I met Scooter Libby once or twice in the early 1990’s, when he held a high-ranking post in the Defense Department. On the last occasion, I had just returned from a visit to North Korea, and I told him of my intuition that Kim Il Sung might unveil a nuclear weapon on his upcoming birthday. I remember Scooter scribbling down a note but not saying a word in response to my—as it turned out, non-prescient—observation.
I haven’t seen Scooter since, but I’ve followed his career over the years and watched his trial closely.
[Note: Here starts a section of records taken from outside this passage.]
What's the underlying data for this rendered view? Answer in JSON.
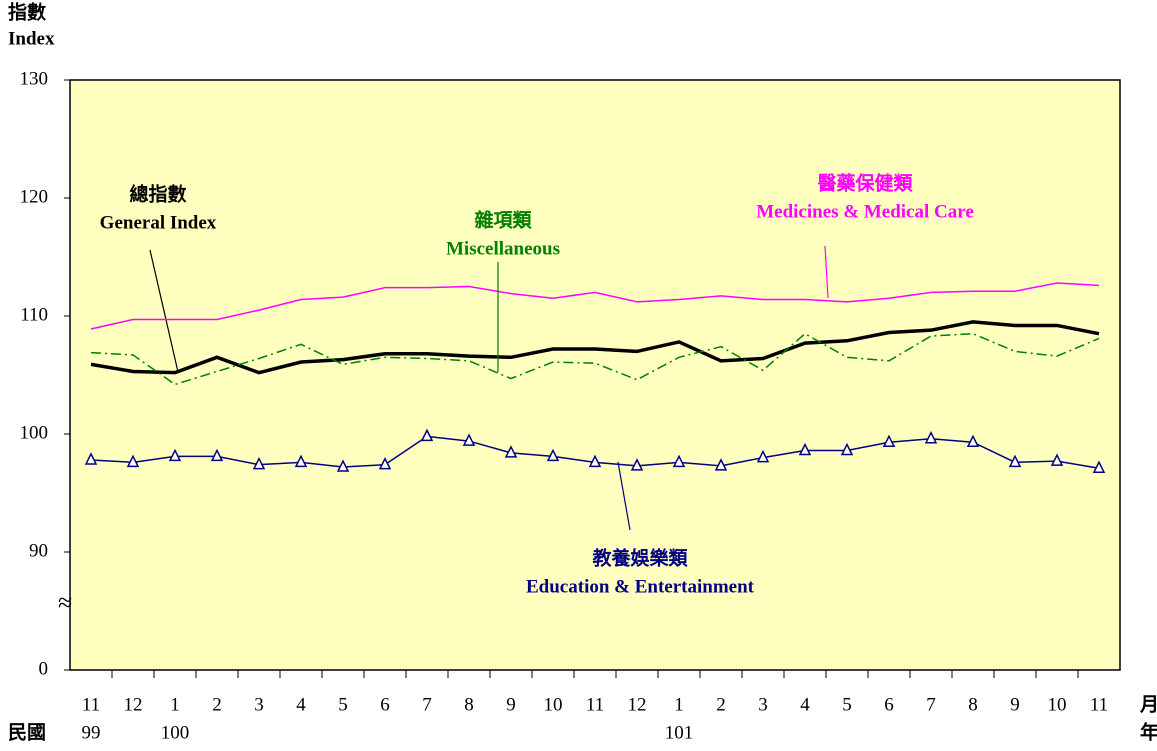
{
  "chart_data": {
    "type": "line",
    "y_label_zh": "指數",
    "y_label_en": "Index",
    "x_label_left": "民國",
    "x_label_month": "月",
    "x_label_year": "年",
    "categories": [
      "11",
      "12",
      "1",
      "2",
      "3",
      "4",
      "5",
      "6",
      "7",
      "8",
      "9",
      "10",
      "11",
      "12",
      "1",
      "2",
      "3",
      "4",
      "5",
      "6",
      "7",
      "8",
      "9",
      "10",
      "11"
    ],
    "years": [
      "99",
      null,
      "100",
      null,
      null,
      null,
      null,
      null,
      null,
      null,
      null,
      null,
      null,
      null,
      "101",
      null,
      null,
      null,
      null,
      null,
      null,
      null,
      null,
      null,
      null
    ],
    "ylim": [
      80,
      130
    ],
    "yticks": [
      0,
      90,
      100,
      110,
      120,
      130
    ],
    "axis_break": true,
    "background": "#ffffc0",
    "series": [
      {
        "name": "總指數",
        "name_en": "General Index",
        "color": "#000000",
        "style": "thick",
        "values": [
          105.9,
          105.3,
          105.2,
          106.5,
          105.2,
          106.1,
          106.3,
          106.8,
          106.8,
          106.6,
          106.5,
          107.2,
          107.2,
          107.0,
          107.8,
          106.2,
          106.4,
          107.7,
          107.9,
          108.6,
          108.8,
          109.5,
          109.2,
          109.2,
          108.5
        ]
      },
      {
        "name": "醫藥保健類",
        "name_en": "Medicines & Medical Care",
        "color": "#ff00ff",
        "style": "solid",
        "values": [
          108.9,
          109.7,
          109.7,
          109.7,
          110.5,
          111.4,
          111.6,
          112.4,
          112.4,
          112.5,
          111.9,
          111.5,
          112.0,
          111.2,
          111.4,
          111.7,
          111.4,
          111.4,
          111.2,
          111.5,
          112.0,
          112.1,
          112.1,
          112.8,
          112.6
        ]
      },
      {
        "name": "雜項類",
        "name_en": "Miscellaneous",
        "color": "#008000",
        "style": "dashdot",
        "values": [
          106.9,
          106.7,
          104.2,
          105.3,
          106.4,
          107.6,
          105.9,
          106.5,
          106.4,
          106.2,
          104.7,
          106.1,
          106.0,
          104.6,
          106.5,
          107.4,
          105.4,
          108.5,
          106.5,
          106.2,
          108.3,
          108.5,
          107.0,
          106.6,
          108.1
        ]
      },
      {
        "name": "教養娛樂類",
        "name_en": "Education & Entertainment",
        "color": "#000080",
        "style": "triangle",
        "values": [
          97.8,
          97.6,
          98.1,
          98.1,
          97.4,
          97.6,
          97.2,
          97.4,
          99.8,
          99.4,
          98.4,
          98.1,
          97.6,
          97.3,
          97.6,
          97.3,
          98.0,
          98.6,
          98.6,
          99.3,
          99.6,
          99.3,
          97.6,
          97.7,
          97.1
        ]
      }
    ]
  }
}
I didn’t hear all the evidence the jury heard, which led them to their conclusion that he is guilty of four out of the five counts with which he was charged.
But when one compares what he was indicted for—lying to the FBI and to a grand jury—with what the special prosecutor Patrick Fitzgerald was appointed to investigate—the leak of the name of a CIA officer whose covert status has yet to be established and the disclosure of which may therefore not even have been a crime—one cannot help being appalled that this case ever came to trial. And when one considers that, as we now know, the identity of the real leaker—Richard Armitage—was clear to the special prosecutor Patrick Fitzgerald almost as soon as he was assigned the case, the whole affair, involving the hounding of a public servant working tirelessly to protect the country from a second September 11, takes on another coloration altogether: another case of the wanton criminalization of policy disagreements, another case study of a special prosecutor run amok, a terrible injustice. Let the appeals begin.